Most message-passing systems use a shared memory segment to transfer the messages between processors. This totally bypasses the OS and the multiple memory-to-memory copies that it performs. Messages can be copied into a shared-memory segment by the source process, then the receiving process can copy the data to its own memory space. This approach is a 2-copy transfer done entirely within the context of a complete message-passing system.

Message-passing implementations use many different methods to transfer small messages efficiently, to minimize the time that the shared-memory segment is locked, to notify the destination process when a new message has been posted, and to maximize the memory copy rates.

Minimizing Latency

LAM MPI provides the lowest latency of 1 us by passing small messages through pre-allocated mailboxes set up between each pair of processes. This completely avoids the use of locking mechanisms. MP_Lite and MPICH2 do not have the same special system for small messages, but still maintain a low 2 us latency by simply minimizing the number of locks needed, and using spin_yield functions as locks rather than more expensive semaphores.

Maximizing Data Flow

Minimizing the number of locks, and the amount of time that a given process needs to lock others out from accessing the shared-memory segment, are the keys to providing an efficient SMP message-passing system in the intermediate range. MP_Lite has 2 versions currently under development. The shm_lockfifo.c module uses a fast spin_yield function as a locking mechanism. It uses a uniques shared-memory FIFO queue between each pair of processes to pass the header information. Processes therefore only need to lock the primary shared-memory segment during allocation and de-allocation of space for messages, and not for traversing the message queues. The graph above shows that this provides very good performance in the intermediate range.

A Scalable Approach

MP_Lite also has a shm_lockfree.c module that is still in development. This method divides the shared-memory segments into region, with a separate region for the outgoing message from each process. Since each process manages its own region, and the only time another process writes to that region is to mark a cleanup flag when a message has been read, there is no need for locks at all. This should provide for a much more scalable system, but it has not yet been tested on large SMP systems.

Large Message Sizes

The performance for message-sizes larger than the cache size is a direct function of the memory copy rate. While the memcpy function does a reasonable job on most systems, more highly tuned memory copy functions are available that can provide as much as twice the performance on some systems. The graph above shows that the non-temporal memory copy routine in MP_Lite can increase the speed by 60% on Pentium 4 systems. We are trying to accumulate many different optimized memory copy routines and package them together to make it easier for other message-passing libraries to use. Unfortunately, many are copy protected so the best we will be able to do is to point people toward where the source code is available.
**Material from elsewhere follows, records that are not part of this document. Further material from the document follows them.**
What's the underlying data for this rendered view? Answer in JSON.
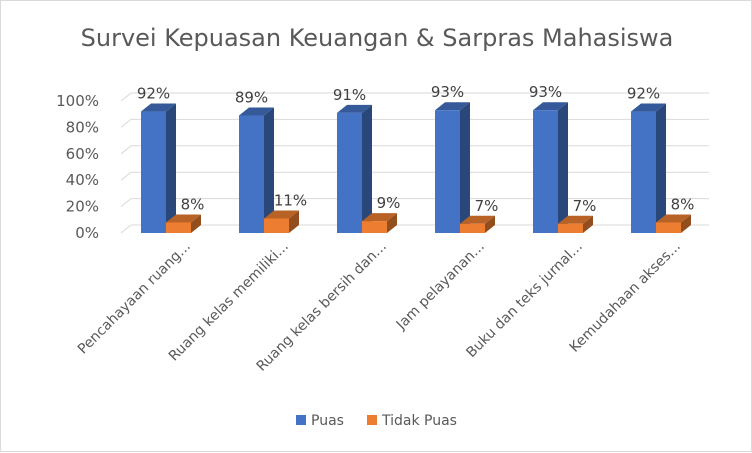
{
  "chart_data": {
    "type": "bar",
    "title": "Survei Kepuasan Keuangan & Sarpras Mahasiswa",
    "categories": [
      "Pencahayaan ruang...",
      "Ruang kelas memiliki...",
      "Ruang kelas bersih dan...",
      "Jam pelayanan...",
      "Buku dan teks jurnal...",
      "Kemudahaan akses..."
    ],
    "series": [
      {
        "name": "Puas",
        "values": [
          92,
          89,
          91,
          93,
          93,
          92
        ],
        "labels": [
          "92%",
          "89%",
          "91%",
          "93%",
          "93%",
          "92%"
        ],
        "color": "#4472c4"
      },
      {
        "name": "Tidak Puas",
        "values": [
          8,
          11,
          9,
          7,
          7,
          8
        ],
        "labels": [
          "8%",
          "11%",
          "9%",
          "7%",
          "7%",
          "8%"
        ],
        "color": "#ed7d31"
      }
    ],
    "ylim": [
      0,
      100
    ],
    "yticks": [
      0,
      20,
      40,
      60,
      80,
      100
    ],
    "ytick_labels": [
      "0%",
      "20%",
      "40%",
      "60%",
      "80%",
      "100%"
    ],
    "grid": true,
    "legend_position": "bottom"
  }
}
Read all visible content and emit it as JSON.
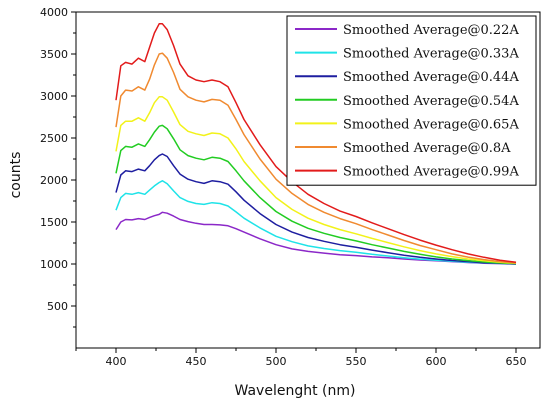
{
  "chart_data": {
    "type": "line",
    "title": "",
    "xlabel": "Wavelenght (nm)",
    "ylabel": "counts",
    "xlim": [
      375,
      665
    ],
    "ylim": [
      0,
      4000
    ],
    "xticks": [
      400,
      450,
      500,
      550,
      600,
      650
    ],
    "yticks": [
      500,
      1000,
      1500,
      2000,
      2500,
      3000,
      3500,
      4000
    ],
    "grid": false,
    "legend_position": "top-right",
    "x": [
      400,
      403,
      406,
      410,
      414,
      418,
      421,
      424,
      427,
      429,
      432,
      436,
      440,
      445,
      450,
      455,
      460,
      465,
      470,
      475,
      480,
      490,
      500,
      510,
      520,
      530,
      540,
      550,
      560,
      570,
      580,
      590,
      600,
      610,
      620,
      630,
      640,
      650
    ],
    "series": [
      {
        "name": "Smoothed Average@0.22A",
        "color": "#8b28c8",
        "values": [
          1410,
          1500,
          1530,
          1525,
          1540,
          1530,
          1555,
          1575,
          1590,
          1615,
          1605,
          1570,
          1530,
          1505,
          1485,
          1470,
          1470,
          1465,
          1455,
          1420,
          1380,
          1300,
          1230,
          1180,
          1150,
          1130,
          1110,
          1100,
          1085,
          1075,
          1060,
          1048,
          1038,
          1028,
          1018,
          1010,
          1005,
          1000
        ]
      },
      {
        "name": "Smoothed Average@0.33A",
        "color": "#1fe3e8",
        "values": [
          1640,
          1790,
          1840,
          1830,
          1850,
          1830,
          1880,
          1930,
          1970,
          1990,
          1955,
          1870,
          1790,
          1745,
          1720,
          1710,
          1730,
          1720,
          1690,
          1620,
          1545,
          1430,
          1330,
          1265,
          1215,
          1185,
          1160,
          1140,
          1115,
          1095,
          1075,
          1058,
          1045,
          1033,
          1022,
          1013,
          1007,
          1000
        ]
      },
      {
        "name": "Smoothed Average@0.44A",
        "color": "#1e1ea0",
        "values": [
          1850,
          2060,
          2110,
          2100,
          2130,
          2110,
          2170,
          2240,
          2290,
          2310,
          2280,
          2170,
          2070,
          2010,
          1980,
          1960,
          1990,
          1980,
          1950,
          1860,
          1760,
          1600,
          1470,
          1380,
          1315,
          1270,
          1230,
          1200,
          1165,
          1135,
          1105,
          1080,
          1060,
          1042,
          1028,
          1016,
          1008,
          1000
        ]
      },
      {
        "name": "Smoothed Average@0.54A",
        "color": "#22cc22",
        "values": [
          2080,
          2350,
          2400,
          2390,
          2430,
          2400,
          2480,
          2570,
          2640,
          2650,
          2610,
          2490,
          2360,
          2290,
          2260,
          2240,
          2270,
          2260,
          2220,
          2110,
          1990,
          1790,
          1625,
          1510,
          1425,
          1365,
          1315,
          1275,
          1230,
          1190,
          1150,
          1115,
          1085,
          1060,
          1040,
          1024,
          1012,
          1005
        ]
      },
      {
        "name": "Smoothed Average@0.65A",
        "color": "#f2f21a",
        "values": [
          2340,
          2650,
          2700,
          2700,
          2740,
          2700,
          2800,
          2920,
          2990,
          2990,
          2950,
          2810,
          2660,
          2580,
          2550,
          2530,
          2560,
          2550,
          2500,
          2370,
          2220,
          1990,
          1790,
          1650,
          1545,
          1470,
          1410,
          1360,
          1305,
          1255,
          1205,
          1160,
          1120,
          1088,
          1060,
          1038,
          1020,
          1008
        ]
      },
      {
        "name": "Smoothed Average@0.8A",
        "color": "#f08a30",
        "values": [
          2630,
          3000,
          3070,
          3060,
          3110,
          3070,
          3200,
          3370,
          3500,
          3510,
          3450,
          3280,
          3080,
          2990,
          2950,
          2930,
          2960,
          2950,
          2890,
          2720,
          2540,
          2250,
          2010,
          1840,
          1710,
          1615,
          1540,
          1480,
          1410,
          1345,
          1280,
          1220,
          1170,
          1120,
          1082,
          1052,
          1028,
          1012
        ]
      },
      {
        "name": "Smoothed Average@0.99A",
        "color": "#e21b1b",
        "values": [
          2950,
          3360,
          3400,
          3380,
          3450,
          3410,
          3580,
          3750,
          3860,
          3860,
          3790,
          3600,
          3380,
          3240,
          3190,
          3170,
          3190,
          3170,
          3110,
          2920,
          2720,
          2420,
          2160,
          1980,
          1830,
          1720,
          1630,
          1565,
          1490,
          1420,
          1350,
          1285,
          1225,
          1170,
          1120,
          1080,
          1045,
          1020
        ]
      }
    ]
  }
}
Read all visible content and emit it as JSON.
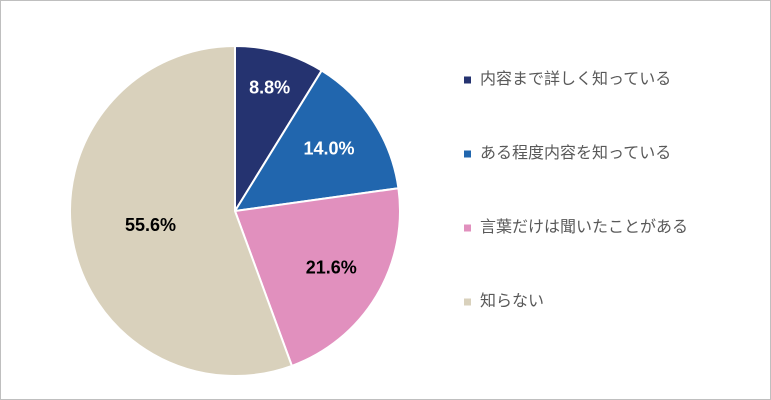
{
  "chart_data": {
    "type": "pie",
    "categories": [
      "内容まで詳しく知っている",
      "ある程度内容を知っている",
      "言葉だけは聞いたことがある",
      "知らない"
    ],
    "values": [
      8.8,
      14.0,
      21.6,
      55.6
    ],
    "value_labels": [
      "8.8%",
      "14.0%",
      "21.6%",
      "55.6%"
    ],
    "colors": [
      "#253370",
      "#2166ae",
      "#e190be",
      "#d9d1bc"
    ],
    "label_colors": [
      "#ffffff",
      "#ffffff",
      "#000000",
      "#000000"
    ],
    "legend": "right"
  }
}
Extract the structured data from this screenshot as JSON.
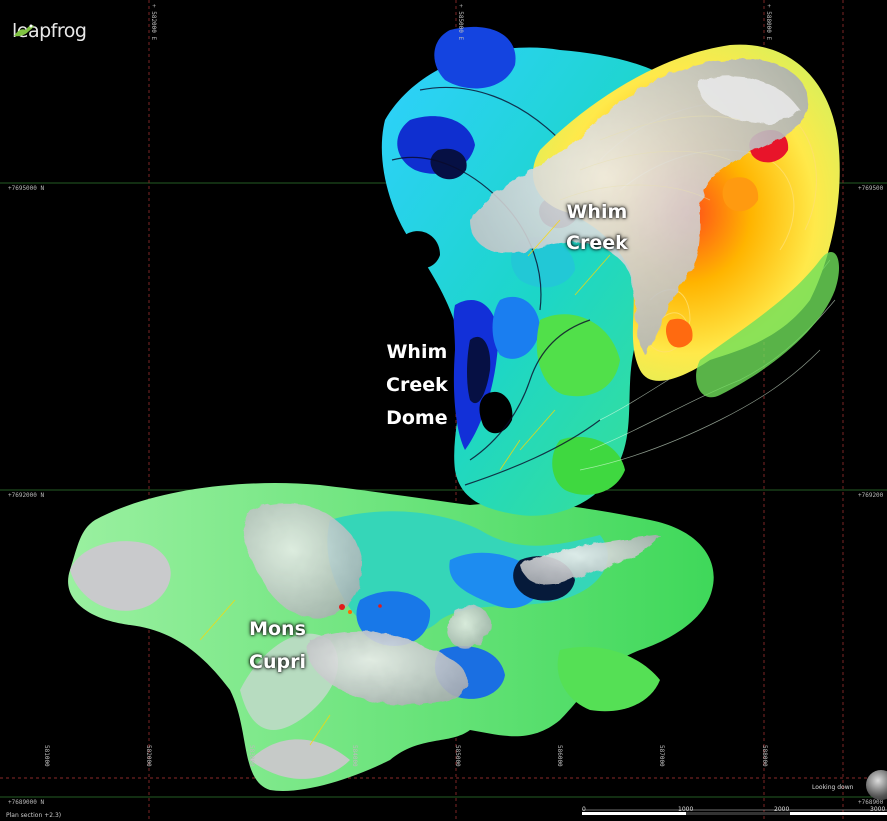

Mixed Environments of Distributed SMP Nodes

The examples above are for communications entirely on an SMP node. The same methods can be used in a mixed environment where there are many SMP nodes in a distributed system. Messages can be passed between SMP processes through a shared-memory segment, while messages between SMP nodes are passed via TCP or another module. Currently, MP_Lite can operate in a mixed mode using both TCP and SMP messages, but only if a wildcard is not used for the source of a receive. This is a bit tricky to handle, since the system must test both TCP socket buffers and the SMP shared-memory segment for a matching message, and it just hasn't been implemented yet.

Current Research

A Linux kernel_copy.c module is under developement that will provide a 1-copy mechanism on Linux systems. This has been done previously within the BIP-SMP project, but never made it into most MPI implementations. Once the kernel_copy.c module is developed, the MP_Lite shmem.c module will be adapted to test the system in a message-passing environment, then we will work with the developers of full MPI implementations to get this method into practical use.